La jeunesse est un pays chaud
de Camille Colmin-Stimbre

critiqué par Débézed, le 5 août 2019
(Besançon - 72 ans)


La note:  étoiles
Comment devenir un preux chevalier
Ce roman fait suite à La fête des fols du même auteur que j’ai lu et commenté en mars 2017. Il raconte l’histoire de Swanhilda, sa capture et son intégration à la société française du début du XV° siècle « Au tournant des XIV° et XV° siècles, en plein cœur de la Guerre de Cent Ans, entre Maine, Anjou et Vendée, une jeune viking emportée par un nobliau local cherchant à venger des pauvres hères cruellement massacrés par la bande à laquelle elle appartenait, essaie de s’intégrer à la culture française pour devenir une parfaite châtelaine, une bonne épouse, une bonne mère, une chrétienne suffisamment acceptable pour les autorités religieuses particulièrement intransigeantes sur ce sujet. »

Ainsi fut fait, Swanhilda est devenue une fière châtelaine, une fidèle compagne si on considère que ses infidélités ne concernent que son plaisir charnel et n’affectent jamais ses sentiments à l’endroit de son compagnon et ravisseur. Elle démontre une piété suffisamment convaincante pour que son entourage la croie la meilleure des chrétiennes. Mais Swanhilda est restée une viking dans l’âme et dans les mœurs, elle vénère toujours les dieux de son pays, elle chasse comme le meilleur disciple de Nemrod, et, à l’occasion, elle est capable de régler son compte à qui voudrait s’en prendre à sa personne.
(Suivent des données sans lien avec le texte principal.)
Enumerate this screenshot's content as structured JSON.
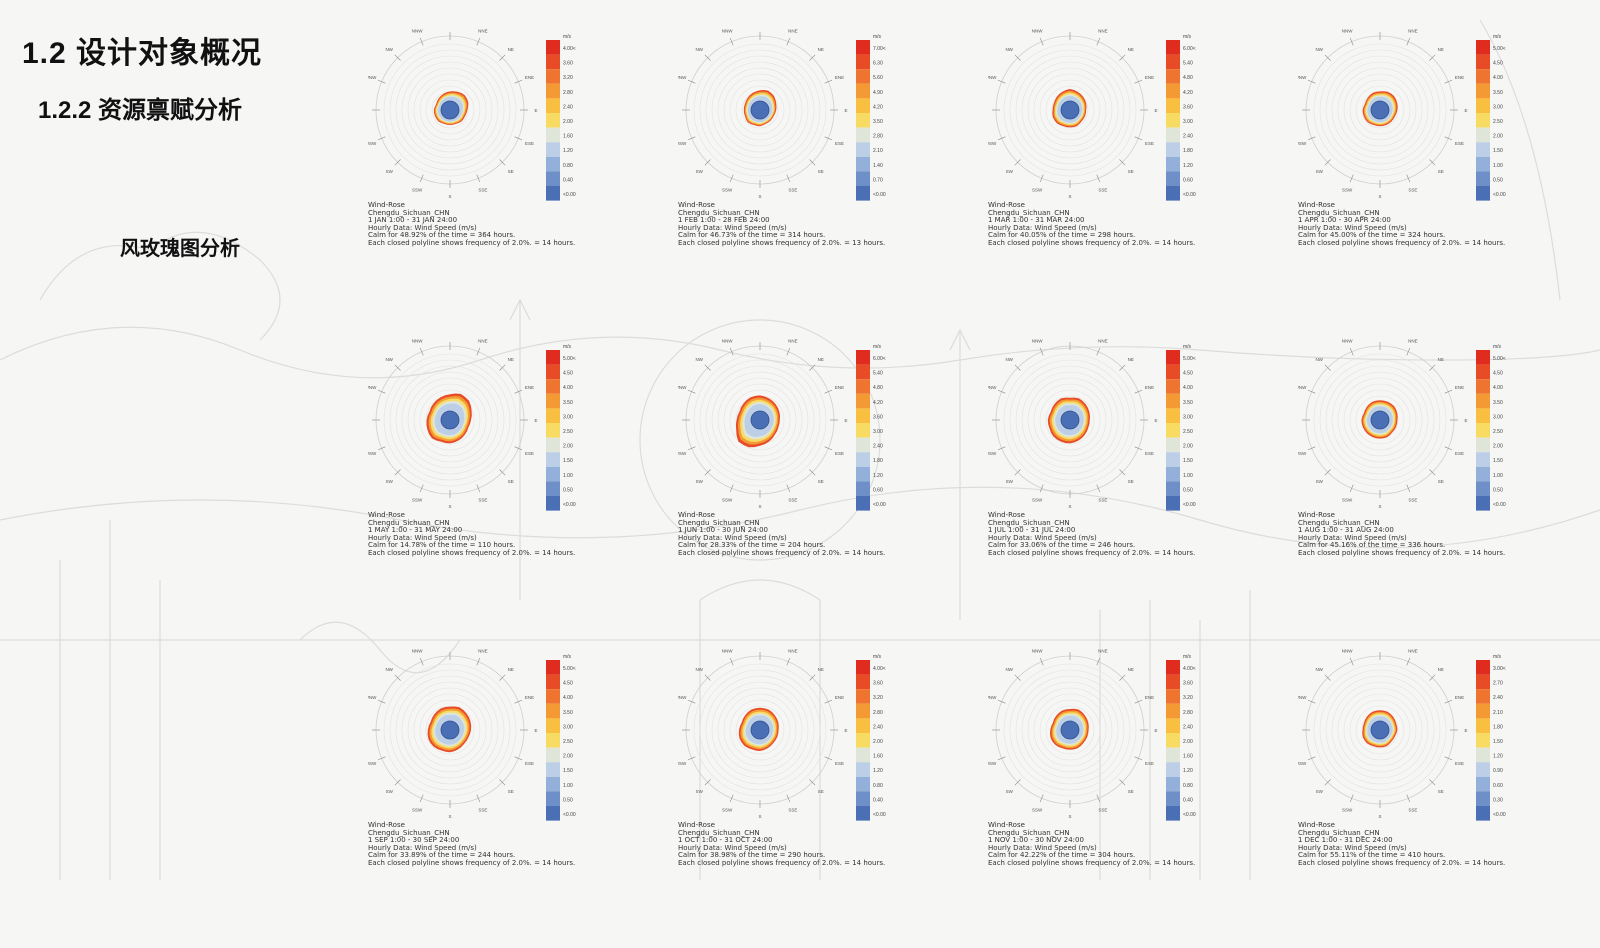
{
  "header": {
    "title": "1.2 设计对象概况",
    "subtitle": "1.2.2 资源禀赋分析",
    "section": "风玫瑰图分析"
  },
  "colors": {
    "scale": [
      "#4a6fb5",
      "#6f8fc8",
      "#93b0da",
      "#bccfe6",
      "#dfe6d9",
      "#f3ee9a",
      "#f7db63",
      "#f8bf41",
      "#f49a35",
      "#ee7430",
      "#e84c27",
      "#e02b1f"
    ],
    "calm": "#4a6fb5"
  },
  "compass_labels": [
    "N",
    "NNE",
    "NE",
    "ENE",
    "E",
    "ESE",
    "SE",
    "SSE",
    "S",
    "SSW",
    "SW",
    "WSW",
    "W",
    "WNW",
    "NW",
    "NNW"
  ],
  "unit": "m/s",
  "chart_data": [
    {
      "type": "wind-rose",
      "month": "JAN",
      "caption": [
        "Wind-Rose",
        "Chengdu_Sichuan_CHN",
        "1 JAN 1:00 - 31 JAN 24:00",
        "Hourly Data: Wind Speed (m/s)",
        "Calm for 48.92% of the time = 364 hours.",
        "Each closed polyline shows frequency of 2.0%. = 14 hours."
      ],
      "legend": [
        "4.00<",
        "3.60",
        "3.20",
        "2.80",
        "2.40",
        "2.00",
        "1.60",
        "1.20",
        "0.80",
        "0.40",
        "<0.00"
      ],
      "calm_pct": 48.92,
      "calm_hours": 364,
      "petal": [
        8,
        9,
        10,
        9,
        7,
        6,
        6,
        5,
        5,
        5,
        6,
        6,
        6,
        5,
        6,
        7
      ]
    },
    {
      "type": "wind-rose",
      "month": "FEB",
      "caption": [
        "Wind-Rose",
        "Chengdu_Sichuan_CHN",
        "1 FEB 1:00 - 28 FEB 24:00",
        "Hourly Data: Wind Speed (m/s)",
        "Calm for 46.73% of the time = 314 hours.",
        "Each closed polyline shows frequency of 2.0%. = 13 hours."
      ],
      "legend": [
        "7.00<",
        "6.30",
        "5.60",
        "4.90",
        "4.20",
        "3.50",
        "2.80",
        "2.10",
        "1.40",
        "0.70",
        "<0.00"
      ],
      "calm_pct": 46.73,
      "calm_hours": 314,
      "petal": [
        9,
        10,
        9,
        7,
        6,
        5,
        5,
        5,
        6,
        6,
        7,
        6,
        6,
        6,
        7,
        8
      ]
    },
    {
      "type": "wind-rose",
      "month": "MAR",
      "caption": [
        "Wind-Rose",
        "Chengdu_Sichuan_CHN",
        "1 MAR 1:00 - 31 MAR 24:00",
        "Hourly Data: Wind Speed (m/s)",
        "Calm for 40.05% of the time = 298 hours.",
        "Each closed polyline shows frequency of 2.0%. = 14 hours."
      ],
      "legend": [
        "6.00<",
        "5.40",
        "4.80",
        "4.20",
        "3.60",
        "3.00",
        "2.40",
        "1.80",
        "1.20",
        "0.60",
        "<0.00"
      ],
      "calm_pct": 40.05,
      "calm_hours": 298,
      "petal": [
        10,
        9,
        8,
        7,
        6,
        6,
        6,
        7,
        7,
        7,
        8,
        8,
        7,
        7,
        8,
        9
      ]
    },
    {
      "type": "wind-rose",
      "month": "APR",
      "caption": [
        "Wind-Rose",
        "Chengdu_Sichuan_CHN",
        "1 APR 1:00 - 30 APR 24:00",
        "Hourly Data: Wind Speed (m/s)",
        "Calm for 45.00% of the time = 324 hours.",
        "Each closed polyline shows frequency of 2.0%. = 14 hours."
      ],
      "legend": [
        "5.00<",
        "4.50",
        "4.00",
        "3.50",
        "3.00",
        "2.50",
        "2.00",
        "1.50",
        "1.00",
        "0.50",
        "<0.00"
      ],
      "calm_pct": 45.0,
      "calm_hours": 324,
      "petal": [
        8,
        9,
        9,
        8,
        7,
        6,
        6,
        6,
        6,
        6,
        7,
        7,
        7,
        6,
        7,
        8
      ]
    },
    {
      "type": "wind-rose",
      "month": "MAY",
      "caption": [
        "Wind-Rose",
        "Chengdu_Sichuan_CHN",
        "1 MAY 1:00 - 31 MAY 24:00",
        "Hourly Data: Wind Speed (m/s)",
        "Calm for 14.78% of the time = 110 hours.",
        "Each closed polyline shows frequency of 2.0%. = 14 hours."
      ],
      "legend": [
        "5.00<",
        "4.50",
        "4.00",
        "3.50",
        "3.00",
        "2.50",
        "2.00",
        "1.50",
        "1.00",
        "0.50",
        "<0.00"
      ],
      "calm_pct": 14.78,
      "calm_hours": 110,
      "petal": [
        14,
        16,
        15,
        12,
        10,
        9,
        10,
        11,
        12,
        12,
        14,
        13,
        12,
        11,
        12,
        13
      ]
    },
    {
      "type": "wind-rose",
      "month": "JUN",
      "caption": [
        "Wind-Rose",
        "Chengdu_Sichuan_CHN",
        "1 JUN 1:00 - 30 JUN 24:00",
        "Hourly Data: Wind Speed (m/s)",
        "Calm for 28.33% of the time = 204 hours.",
        "Each closed polyline shows frequency of 2.0%. = 14 hours."
      ],
      "legend": [
        "6.00<",
        "5.40",
        "4.80",
        "4.20",
        "3.60",
        "3.00",
        "2.40",
        "1.80",
        "1.20",
        "0.60",
        "<0.00"
      ],
      "calm_pct": 28.33,
      "calm_hours": 204,
      "petal": [
        13,
        12,
        11,
        10,
        9,
        9,
        10,
        12,
        14,
        17,
        18,
        14,
        12,
        11,
        12,
        13
      ]
    },
    {
      "type": "wind-rose",
      "month": "JUL",
      "caption": [
        "Wind-Rose",
        "Chengdu_Sichuan_CHN",
        "1 JUL 1:00 - 31 JUL 24:00",
        "Hourly Data: Wind Speed (m/s)",
        "Calm for 33.06% of the time = 246 hours.",
        "Each closed polyline shows frequency of 2.0%. = 14 hours."
      ],
      "legend": [
        "5.00<",
        "4.50",
        "4.00",
        "3.50",
        "3.00",
        "2.50",
        "2.00",
        "1.50",
        "1.00",
        "0.50",
        "<0.00"
      ],
      "calm_pct": 33.06,
      "calm_hours": 246,
      "petal": [
        11,
        12,
        11,
        10,
        9,
        9,
        10,
        11,
        12,
        12,
        12,
        11,
        11,
        10,
        11,
        12
      ]
    },
    {
      "type": "wind-rose",
      "month": "AUG",
      "caption": [
        "Wind-Rose",
        "Chengdu_Sichuan_CHN",
        "1 AUG 1:00 - 31 AUG 24:00",
        "Hourly Data: Wind Speed (m/s)",
        "Calm for 45.16% of the time = 336 hours.",
        "Each closed polyline shows frequency of 2.0%. = 14 hours."
      ],
      "legend": [
        "5.00<",
        "4.50",
        "4.00",
        "3.50",
        "3.00",
        "2.50",
        "2.00",
        "1.50",
        "1.00",
        "0.50",
        "<0.00"
      ],
      "calm_pct": 45.16,
      "calm_hours": 336,
      "petal": [
        9,
        9,
        9,
        8,
        7,
        7,
        7,
        8,
        8,
        8,
        8,
        8,
        8,
        7,
        8,
        9
      ]
    },
    {
      "type": "wind-rose",
      "month": "SEP",
      "caption": [
        "Wind-Rose",
        "Chengdu_Sichuan_CHN",
        "1 SEP 1:00 - 30 SEP 24:00",
        "Hourly Data: Wind Speed (m/s)",
        "Calm for 33.89% of the time = 244 hours.",
        "Each closed polyline shows frequency of 2.0%. = 14 hours."
      ],
      "legend": [
        "5.00<",
        "4.50",
        "4.00",
        "3.50",
        "3.00",
        "2.50",
        "2.00",
        "1.50",
        "1.00",
        "0.50",
        "<0.00"
      ],
      "calm_pct": 33.89,
      "calm_hours": 244,
      "petal": [
        12,
        13,
        12,
        11,
        10,
        9,
        9,
        10,
        11,
        11,
        12,
        12,
        11,
        10,
        11,
        12
      ]
    },
    {
      "type": "wind-rose",
      "month": "OCT",
      "caption": [
        "Wind-Rose",
        "Chengdu_Sichuan_CHN",
        "1 OCT 1:00 - 31 OCT 24:00",
        "Hourly Data: Wind Speed (m/s)",
        "Calm for 38.98% of the time = 290 hours.",
        "Each closed polyline shows frequency of 2.0%. = 14 hours."
      ],
      "legend": [
        "4.00<",
        "3.60",
        "3.20",
        "2.80",
        "2.40",
        "2.00",
        "1.60",
        "1.20",
        "0.80",
        "0.40",
        "<0.00"
      ],
      "calm_pct": 38.98,
      "calm_hours": 290,
      "petal": [
        11,
        11,
        10,
        9,
        8,
        8,
        8,
        9,
        10,
        10,
        11,
        11,
        10,
        9,
        10,
        11
      ]
    },
    {
      "type": "wind-rose",
      "month": "NOV",
      "caption": [
        "Wind-Rose",
        "Chengdu_Sichuan_CHN",
        "1 NOV 1:00 - 30 NOV 24:00",
        "Hourly Data: Wind Speed (m/s)",
        "Calm for 42.22% of the time = 304 hours.",
        "Each closed polyline shows frequency of 2.0%. = 14 hours."
      ],
      "legend": [
        "4.00<",
        "3.60",
        "3.20",
        "2.80",
        "2.40",
        "2.00",
        "1.60",
        "1.20",
        "0.80",
        "0.40",
        "<0.00"
      ],
      "calm_pct": 42.22,
      "calm_hours": 304,
      "petal": [
        10,
        11,
        10,
        9,
        8,
        8,
        8,
        9,
        9,
        9,
        10,
        10,
        9,
        8,
        9,
        10
      ]
    },
    {
      "type": "wind-rose",
      "month": "DEC",
      "caption": [
        "Wind-Rose",
        "Chengdu_Sichuan_CHN",
        "1 DEC 1:00 - 31 DEC 24:00",
        "Hourly Data: Wind Speed (m/s)",
        "Calm for 55.11% of the time = 410 hours.",
        "Each closed polyline shows frequency of 2.0%. = 14 hours."
      ],
      "legend": [
        "3.00<",
        "2.70",
        "2.40",
        "2.10",
        "1.80",
        "1.50",
        "1.20",
        "0.90",
        "0.60",
        "0.30",
        "<0.00"
      ],
      "calm_pct": 55.11,
      "calm_hours": 410,
      "petal": [
        9,
        9,
        8,
        7,
        7,
        6,
        6,
        7,
        7,
        7,
        8,
        8,
        7,
        7,
        8,
        9
      ]
    }
  ]
}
Elle est respectée par tous, aimée par son ravisseur, comblée par ses amants et amantes, elle vit en harmonie avec la nature et les animaux domestiques ou sauvages qui la peuplent.

Ce deuxième volume de cette saga médiévale qui devrait selon l’auteur en comporter encore au moins deux autres, est plutôt un complément au précédent tome qu’une suite. L’auteur n’ajoute rien à l’histoire mais explique comment Swanhilda et son fils sont devenus de bons châtelains de la fin du Moyen-âge en pays francs. Il démontre avec un anticléricalisme féroce comment l’église catholique exploite les populations et les manipulent pour son plus grand intérêt. Il met en parallèle la religion animiste de Swanhilda qui laisse une grande liberté à ses adeptes. C’est un véritable catéchisme, une leçon de vie que l’auteur donne aux lecteurs. Il dénonce la religion, prône le culte du corps, la maîtrise des arts physiques, recommande l’harmonie avec la nature et la faune. Il a une vénération toute particulière pour le cheval qui peut créer une véritable relation avec les hommes qui savent communiquer avec lui. Il insiste aussi sur le plaisir charnel dont l’église voudrait priver le peuple, qui est pourtant nécessaire au bon équilibre des femmes comme des hommes. Swanhilda a pu se fondre dans le monde des francs car elle a conservé par devers elle les mœurs de ses ancêtres qui jamais ne se sont encombrés de croyances superflues ni de rites castratifs, se contenant seulement de vivre en harmonie avec la nature en développant leur corps et leur esprit.

Dans ce texte, Camille Colmin-Stimbre expose sa grande érudition concernant le monde médiéval, il emploie un grand nombre de termes et de formules appartenant aux vieux français ou des mots savants rarement usités. Il connait aussi très bien l’histoire, les mœurs, la religion et la civilisation médiévales. Son livre se veut un livre savant, érudit, moralisateur, cherchant à démonter à son lectorat tout le mal perpétué par les religions monothéistes dirigées par le plus riches. Il prône des valeurs qu’on dit aujourd’hui républicaines : l’égalité, la justice, le respect des faibles, …, pour obtenir une paix durable. Un roman médiéval où l’esprit chevaleresque serait remplacé par des valeurs laïques et républicaines, respectueuses de la nature et de l’environnement en général.